John Wagner was Brice’s
main recruiter of investors. Wagner recruited numerous individuals to
participate in the scheme, many of whom were relatives. Wagner also
held investor meetings at the business office he set up to perpetuate
this scheme, and gave presentations to investors to convince them to
participate in the scheme. Wagner set up a company called Family
Connections LLC, which was used by him to participate in and perpetuate
the scheme.
The investors were
encouraged by Wagner to buy 3-4 properties at a time, for “no money
down.” They were given $10,000.00 per property back at closing by Brice.
Wagner was generally given $1,000.00-2,000.00 by Brice to locate and
bring in the investors. Wagner was also instrumental in obtaining the
false down payment monies “fronted” for the second sales; Wagner
instructed investors to provide these monies, explaining that they were
helping other investors by loaning them money to purchase properties.
The investors who provided the down payments received their fronted down
payment plus $500.00 back at closing; Wagner sometimes received
additional monies from Brice subsequent to closing for obtaining the
down payment monies. In addition, Wagner provided the upfront money for
the first (cash) sales on some occasions. After the second closing,
Wagner received this money back, plus several thousand dollars per
property for providing the money.
All of the fraudulent
mortgages were obtained thru ABN-AMRO, a Michigan lender. Brice
submitted false loan packages to the lender to obtain the mortgages.

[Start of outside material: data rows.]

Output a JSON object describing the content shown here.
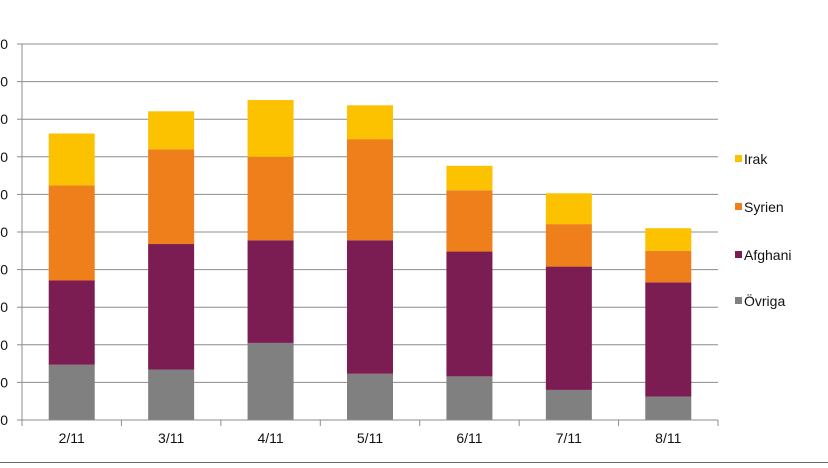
{
  "chart_data": {
    "type": "bar",
    "stacked": true,
    "title": "",
    "xlabel": "",
    "ylabel": "",
    "categories": [
      "2/11",
      "3/11",
      "4/11",
      "5/11",
      "6/11",
      "7/11",
      "8/11"
    ],
    "ylim": [
      0,
      100
    ],
    "yticks": [
      0,
      10,
      20,
      30,
      40,
      50,
      60,
      70,
      80,
      90,
      100
    ],
    "ytick_labels": [
      "0",
      "0",
      "0",
      "0",
      "0",
      "0",
      "0",
      "0",
      "0",
      "0",
      "0"
    ],
    "grid": true,
    "legend_position": "right",
    "series": [
      {
        "name": "Övriga",
        "color": "#808080",
        "values": [
          14.7,
          13.4,
          20.5,
          12.3,
          11.6,
          8.0,
          6.2
        ]
      },
      {
        "name": "Afghanistan",
        "color": "#7b1c52",
        "values": [
          22.4,
          33.4,
          27.3,
          35.5,
          33.2,
          32.8,
          30.4
        ]
      },
      {
        "name": "Syrien",
        "color": "#ee7f1b",
        "values": [
          25.3,
          25.2,
          22.2,
          26.9,
          16.3,
          11.3,
          8.4
        ]
      },
      {
        "name": "Irak",
        "color": "#fcc200",
        "values": [
          13.8,
          10.1,
          15.1,
          9.0,
          6.5,
          8.2,
          6.0
        ]
      }
    ],
    "legend_order": [
      "Irak",
      "Syrien",
      "Afghanistan",
      "Övriga"
    ],
    "legend_display": {
      "Irak": "Irak",
      "Syrien": "Syrien",
      "Afghanistan": "Afghani",
      "Övriga": "Övriga"
    }
  }
}
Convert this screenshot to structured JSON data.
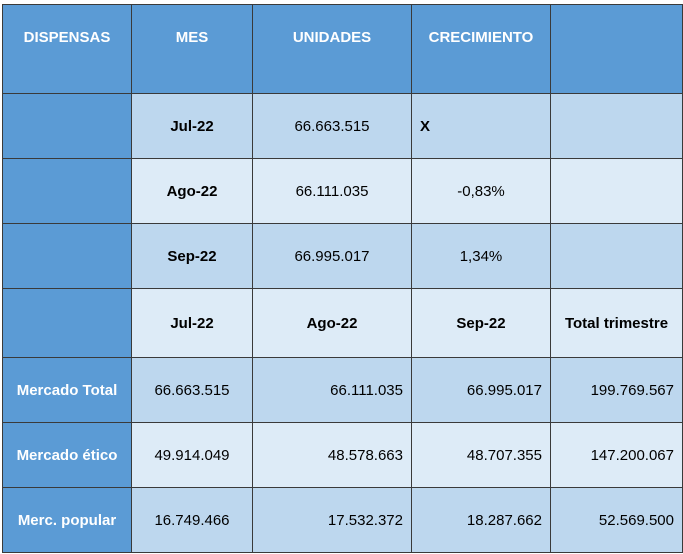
{
  "header": {
    "col1": "DISPENSAS",
    "col2": "MES",
    "col3": "UNIDADES",
    "col4": "CRECIMIENTO",
    "col5": ""
  },
  "monthly_rows": [
    {
      "label": "",
      "mes": "Jul-22",
      "unidades": "66.663.515",
      "crecimiento": "X"
    },
    {
      "label": "",
      "mes": "Ago-22",
      "unidades": "66.111.035",
      "crecimiento": "-0,83%"
    },
    {
      "label": "",
      "mes": "Sep-22",
      "unidades": "66.995.017",
      "crecimiento": "1,34%"
    }
  ],
  "summary_header": {
    "label": "",
    "m1": "Jul-22",
    "m2": "Ago-22",
    "m3": "Sep-22",
    "total": "Total trimestre"
  },
  "summary_rows": [
    {
      "label": "Mercado Total",
      "v1": "66.663.515",
      "v2": "66.111.035",
      "v3": "66.995.017",
      "total": "199.769.567"
    },
    {
      "label": "Mercado ético",
      "v1": "49.914.049",
      "v2": "48.578.663",
      "v3": "48.707.355",
      "total": "147.200.067"
    },
    {
      "label": "Merc. popular",
      "v1": "16.749.466",
      "v2": "17.532.372",
      "v3": "18.287.662",
      "total": "52.569.500"
    }
  ]
}
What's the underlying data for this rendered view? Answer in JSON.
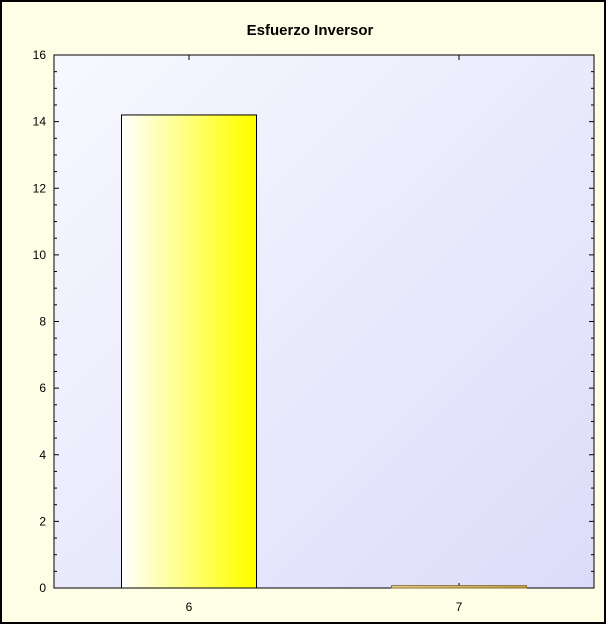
{
  "chart_data": {
    "type": "bar",
    "title": "Esfuerzo Inversor",
    "xlabel": "",
    "ylabel": "",
    "categories": [
      "6",
      "7"
    ],
    "values": [
      14.2,
      0.07
    ],
    "ylim": [
      0,
      16
    ],
    "yticks": [
      "0",
      "2",
      "4",
      "6",
      "8",
      "10",
      "12",
      "14",
      "16"
    ],
    "grid": false,
    "colors": {
      "bar_6": "#ffff00",
      "bar_7": "#c8a850",
      "plot_background": "#dcdcff",
      "frame_background": "#fefee6"
    }
  }
}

Along with the fraudulent appraisals, the loan packages included false
loan applications, showing that the investors had assets and bank
account balances far in excess of what they had. ABN-AMRO approved and
financed at least eighty-three loans, based upon the false documents
submitted by Brice. Wagner was directly involved in fifty-three of the
eighty-three loans obtained by Brice. The total amount of those 53
loans was approximately $2,666,400.00. The total amount of loss suffered
by ABN-AMRO on these 53 loans was approximately $1,753,600.00.
Wagner will be required
to serve 2 years supervised release following his release from
imprisonment. Wagner was also ordered to make restitution in the amount
of $1,753,600.00.
Charged with Mortgage
Fraud and ID Theft 02/2007
Erick Ramon Anderson, 30,
Indianapolis, Indiana, was indicted for 7 counts of identity theft and 4
counts of bank fraud.
The indictment alleges that
Anderson purchased five Indianapolis, Indiana properties and obtained or
attempted to obtain two vehicle loans using the personal identifiers of
three men, including their social security numbers. These men do not
know Anderson and had not given permission for him to do this. The
indictment additionally alleges that Anderson committed bank fraud by
depositing $13,800 in funds from four different checks purportedly
authorized by a fourth man into an account that Anderson controlled.

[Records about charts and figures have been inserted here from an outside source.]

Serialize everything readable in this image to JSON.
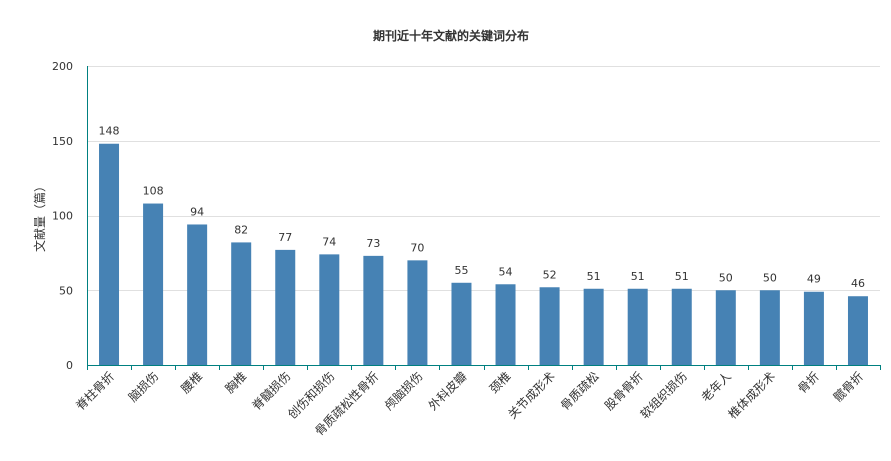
{
  "chart_data": {
    "type": "bar",
    "title": "期刊近十年文献的关键词分布",
    "xlabel": "",
    "ylabel": "文献量（篇）",
    "ylim": [
      0,
      200
    ],
    "yticks": [
      0,
      50,
      100,
      150,
      200
    ],
    "grid": true,
    "bar_color": "#4682b4",
    "axis_color": "#008080",
    "categories": [
      "脊柱骨折",
      "脑损伤",
      "腰椎",
      "胸椎",
      "脊髓损伤",
      "创伤和损伤",
      "骨质疏松性骨折",
      "颅脑损伤",
      "外科皮瓣",
      "颈椎",
      "关节成形术",
      "骨质疏松",
      "股骨骨折",
      "软组织损伤",
      "老年人",
      "椎体成形术",
      "骨折",
      "髋骨折"
    ],
    "values": [
      148,
      108,
      94,
      82,
      77,
      74,
      73,
      70,
      55,
      54,
      52,
      51,
      51,
      51,
      50,
      50,
      49,
      46
    ]
  }
}
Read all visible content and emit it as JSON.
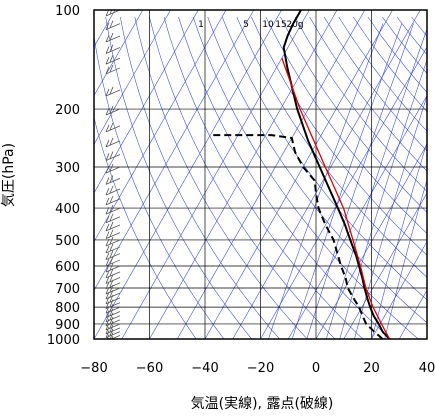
{
  "chart_data": {
    "type": "line",
    "title": "",
    "xlabel": "気温(実線), 露点(破線)",
    "ylabel": "気圧(hPa)",
    "x_unit": "°C",
    "y_unit": "hPa",
    "y_scale": "log",
    "y_inverted": true,
    "xlim": [
      -80,
      40
    ],
    "ylim": [
      1000,
      100
    ],
    "skew": true,
    "grid": true,
    "x_ticks": [
      -80,
      -60,
      -40,
      -20,
      0,
      20,
      40
    ],
    "x_tick_labels": [
      "−80",
      "−60",
      "−40",
      "−20",
      "0",
      "20",
      "40"
    ],
    "y_ticks": [
      100,
      200,
      300,
      400,
      500,
      600,
      700,
      800,
      900,
      1000
    ],
    "y_tick_labels": [
      "100",
      "200",
      "300",
      "400",
      "500",
      "600",
      "700",
      "800",
      "900",
      "1000"
    ],
    "mixing_ratio_labels": [
      "1",
      "5",
      "10",
      "15",
      "20g"
    ],
    "colors": {
      "temperature": "#000000",
      "dewpoint": "#000000",
      "parcel": "#e00000",
      "reference_lines": "#3344dd",
      "wind_barbs": "#555555",
      "grid": "#000000"
    },
    "series": [
      {
        "role": "temperature",
        "style": "solid",
        "points": [
          {
            "p": 1000,
            "t": 26.5
          },
          {
            "p": 950,
            "t": 22.5
          },
          {
            "p": 900,
            "t": 19.5
          },
          {
            "p": 850,
            "t": 16.0
          },
          {
            "p": 800,
            "t": 13.0
          },
          {
            "p": 750,
            "t": 10.0
          },
          {
            "p": 700,
            "t": 7.0
          },
          {
            "p": 650,
            "t": 4.0
          },
          {
            "p": 600,
            "t": 0.5
          },
          {
            "p": 560,
            "t": -2.5
          },
          {
            "p": 500,
            "t": -8.0
          },
          {
            "p": 450,
            "t": -13.0
          },
          {
            "p": 400,
            "t": -19.0
          },
          {
            "p": 350,
            "t": -26.0
          },
          {
            "p": 300,
            "t": -34.0
          },
          {
            "p": 250,
            "t": -43.5
          },
          {
            "p": 200,
            "t": -54.0
          },
          {
            "p": 150,
            "t": -66.0
          },
          {
            "p": 130,
            "t": -71.5
          },
          {
            "p": 120,
            "t": -72.5
          },
          {
            "p": 110,
            "t": -73.0
          },
          {
            "p": 100,
            "t": -73.0
          }
        ]
      },
      {
        "role": "dewpoint",
        "style": "dashed",
        "points": [
          {
            "p": 1000,
            "t": 24.0
          },
          {
            "p": 950,
            "t": 19.5
          },
          {
            "p": 900,
            "t": 15.0
          },
          {
            "p": 850,
            "t": 12.0
          },
          {
            "p": 800,
            "t": 9.0
          },
          {
            "p": 750,
            "t": 5.0
          },
          {
            "p": 700,
            "t": 1.0
          },
          {
            "p": 650,
            "t": -2.0
          },
          {
            "p": 600,
            "t": -6.0
          },
          {
            "p": 560,
            "t": -9.0
          },
          {
            "p": 500,
            "t": -14.0
          },
          {
            "p": 450,
            "t": -20.0
          },
          {
            "p": 400,
            "t": -26.0
          },
          {
            "p": 360,
            "t": -30.0
          },
          {
            "p": 330,
            "t": -33.0
          },
          {
            "p": 300,
            "t": -40.0
          },
          {
            "p": 270,
            "t": -46.0
          },
          {
            "p": 245,
            "t": -50.0
          },
          {
            "p": 240,
            "t": -58.0
          },
          {
            "p": 240,
            "t": -80.0
          }
        ]
      },
      {
        "role": "parcel",
        "style": "solid",
        "points": [
          {
            "p": 1000,
            "t": 26.5
          },
          {
            "p": 900,
            "t": 20.5
          },
          {
            "p": 800,
            "t": 14.0
          },
          {
            "p": 700,
            "t": 7.5
          },
          {
            "p": 600,
            "t": 1.0
          },
          {
            "p": 500,
            "t": -7.0
          },
          {
            "p": 400,
            "t": -17.0
          },
          {
            "p": 300,
            "t": -32.0
          },
          {
            "p": 200,
            "t": -53.0
          },
          {
            "p": 140,
            "t": -70.0
          }
        ]
      }
    ],
    "wind_levels_hPa": [
      1000,
      975,
      950,
      925,
      900,
      875,
      850,
      825,
      800,
      775,
      750,
      725,
      700,
      675,
      650,
      625,
      600,
      575,
      550,
      525,
      500,
      475,
      450,
      425,
      400,
      375,
      350,
      325,
      300,
      275,
      250,
      225,
      200,
      175,
      150,
      140,
      130,
      120,
      110,
      100
    ]
  }
}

The fourth man gave no such authority.
Anderson faces a maximum
possible prison sentence of up to 15 years on each count of identity
theft and a maximum possible fine of $250,000 for each count. Anderson
faces an additional possible prison sentence of up to 30 years for each
count of bank fraud charged in the indictment, and a maximum possible
fine of $250,000 for each of those counts.